Bio
Laura Yurko is a Cleveland-based artist who works in textiles, painting, and performance art. After earning a Bachelor of Fine Arts at the Cleveland Institute of Art in 2017 she was awarded the 2018 Fellowship at Praxis Fiber Workshop. Yurko has exhibited her work in the Cleveland area since 2015, in galleries such as Praxis, Hedge, FORUM and SPACES. Her 2018 solo exhibition, “Convergence” consisted of a variety of highly saturated 2D and 3D fiber art, crafted to produce a fantasy landscape. From 2018 through 2019, Yurko performed at Maelstrom Collaborative Arts and The Kent Dome, showcasing multisensory and audience participatory performance art. Yurko continues her artistic practice from her studio in Atlanta, GA focusing on her independent stop-motion project as well as a new word series.
Artist Statement
My work focuses on a playful investigation of the development of the self through social interactions and the routines of everyday life.

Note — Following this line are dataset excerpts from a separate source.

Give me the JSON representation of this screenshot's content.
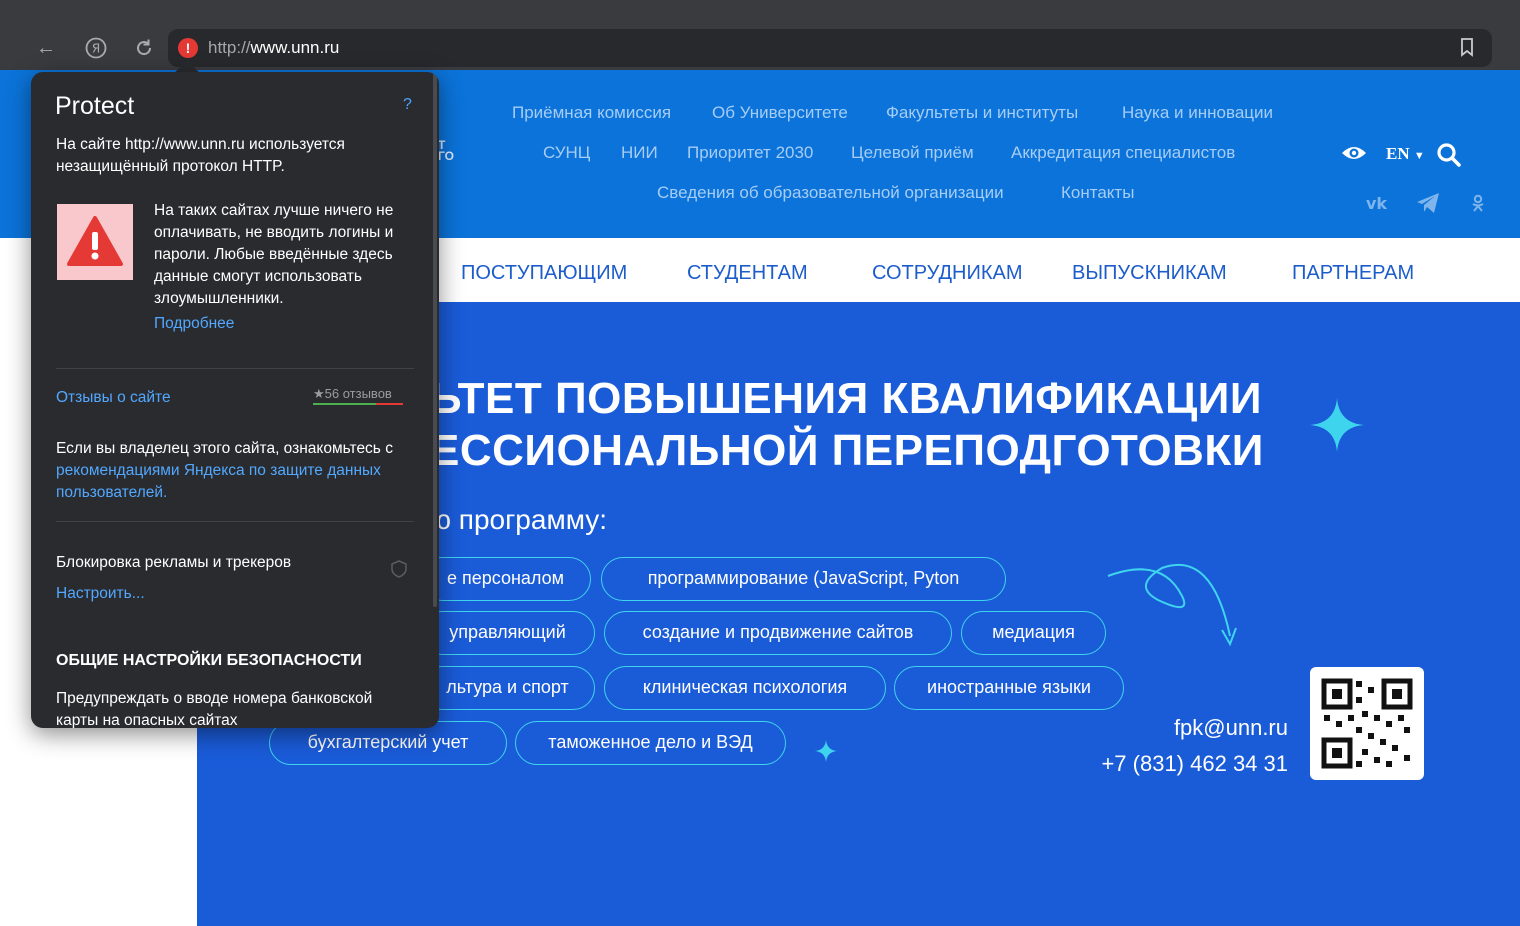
{
  "browser": {
    "url_scheme": "http://",
    "url_host": "www.unn.ru"
  },
  "header": {
    "links_row1": [
      "Приёмная комиссия",
      "Об Университете",
      "Факультеты и институты",
      "Наука и инновации"
    ],
    "links_row2": [
      "СУНЦ",
      "НИИ",
      "Приоритет 2030",
      "Целевой приём",
      "Аккредитация специалистов"
    ],
    "links_row3": [
      "Сведения об образовательной организации",
      "Контакты"
    ],
    "language": "EN",
    "logo_fragment_1": "Т",
    "logo_fragment_2": "ГО"
  },
  "nav": {
    "items": [
      "ПОСТУПАЮЩИМ",
      "СТУДЕНТАМ",
      "СОТРУДНИКАМ",
      "ВЫПУСКНИКАМ",
      "ПАРТНЕРАМ"
    ]
  },
  "hero": {
    "title_line1": "ЬТЕТ ПОВЫШЕНИЯ КВАЛИФИКАЦИИ",
    "title_line2": "ЕССИОНАЛЬНОЙ ПЕРЕПОДГОТОВКИ",
    "subtitle": "ю программу:",
    "pills": [
      "е персоналом",
      "программирование (JavaScript, Pyton",
      "управляющий",
      "создание и продвижение сайтов",
      "медиация",
      "льтура и спорт",
      "клиническая психология",
      "иностранные языки",
      "бухгалтерский учет",
      "таможенное дело и ВЭД"
    ],
    "email": "fpk@unn.ru",
    "phone": "+7 (831) 462 34 31"
  },
  "protect": {
    "title": "Protect",
    "help": "?",
    "intro": "На сайте http://www.unn.ru используется незащищённый протокол HTTP.",
    "warning": "На таких сайтах лучше ничего не оплачивать, не вводить логины и пароли. Любые введённые здесь данные смогут использовать злоумышленники.",
    "more_link": "Подробнее",
    "reviews_link": "Отзывы о сайте",
    "reviews_count": "56 отзывов",
    "owner_text": "Если вы владелец этого сайта, ознакомьтесь с",
    "owner_link": "рекомендациями Яндекса по защите данных пользователей.",
    "block_label": "Блокировка рекламы и трекеров",
    "configure_link": "Настроить...",
    "section_heading": "ОБЩИЕ НАСТРОЙКИ БЕЗОПАСНОСТИ",
    "bank_warning": "Предупреждать о вводе номера банковской карты на опасных сайтах"
  },
  "colors": {
    "header_blue": "#0b73d9",
    "hero_blue": "#1a5bd8",
    "accent_cyan": "#3fd4ee",
    "warning_red": "#e53935",
    "link_blue": "#52a8ff"
  }
}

This is exemplified through affordable, gaudy materials and the child-like visualization of traditional, domestic events, attachments to archetypal characters, and familiar phrases. Infusing an overt implementation of the typically repressed subconscious with our entertainment, our morning routines, or how we communicate, we can garner a more sincere take on our otherwise over-looked experiences and needs. The absurdity of our everyday choices and priorities are reconsidered and critiqued by dramatizing the mundane.

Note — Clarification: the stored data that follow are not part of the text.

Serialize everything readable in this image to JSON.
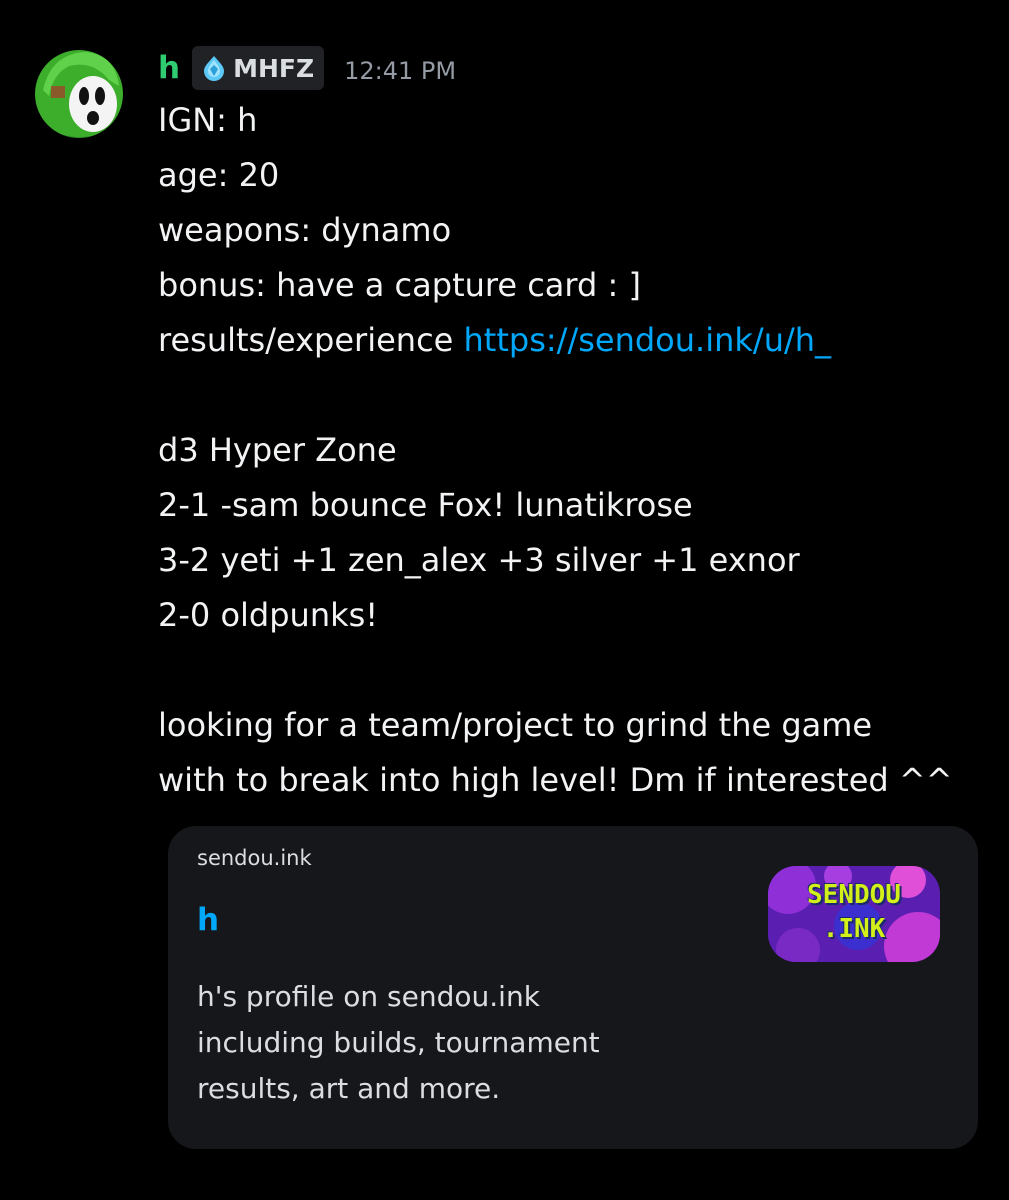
{
  "author": {
    "name": "h",
    "tag_icon": "diamond-icon",
    "tag_label": "MHFZ",
    "timestamp": "12:41 PM",
    "avatar_icon": "shy-guy-avatar-icon",
    "name_color": "#2fcc71"
  },
  "message": {
    "lines": {
      "ign": "IGN: h",
      "age": "age: 20",
      "weapons": "weapons: dynamo",
      "bonus": "bonus: have a capture card : ]",
      "results_prefix": "results/experience ",
      "results_link": "https://sendou.ink/u/h_",
      "hyper_zone": "d3 Hyper Zone",
      "result_1": "2-1 -sam bounce Fox! lunatikrose",
      "result_2": "3-2 yeti +1 zen_alex +3 silver +1 exnor",
      "result_3": "2-0 oldpunks!",
      "closing_1": "looking for a team/project to grind the game",
      "closing_2": "with to break into high level! Dm if interested ^^"
    },
    "link_color": "#00a8fc"
  },
  "embed": {
    "provider": "sendou.ink",
    "title": "h",
    "description_lines": {
      "l1": "h's profile on sendou.ink",
      "l2": "including builds, tournament",
      "l3": "results, art and more."
    },
    "thumbnail": {
      "line1": "SENDOU",
      "line2": ".INK"
    }
  }
}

The combination of flashy and cheap materials brings a relatable yet energizing tone to my body of work. Scanning over my work feels like a trip to JoAnn’s that’s gotten out of hand. The bold color palette serves as a rebellious contrast to marketed muted “high-end” color palettes and is more akin to the marketing of childhood, a time where the subconscious was not yet shamed and when play was unrestrained. The accumulation and abstraction of these materials provides an opportunity for curiosity and investigation through the multiple layers of processes and references.
By both encouraging a return to play and inferring the darker half of memory retrieval, the viewer is caught between the two states of the suppressed child and the conforming adult. The work provides a space for reflection as well as empathizing with other’s and their own experiences, needs, and desires.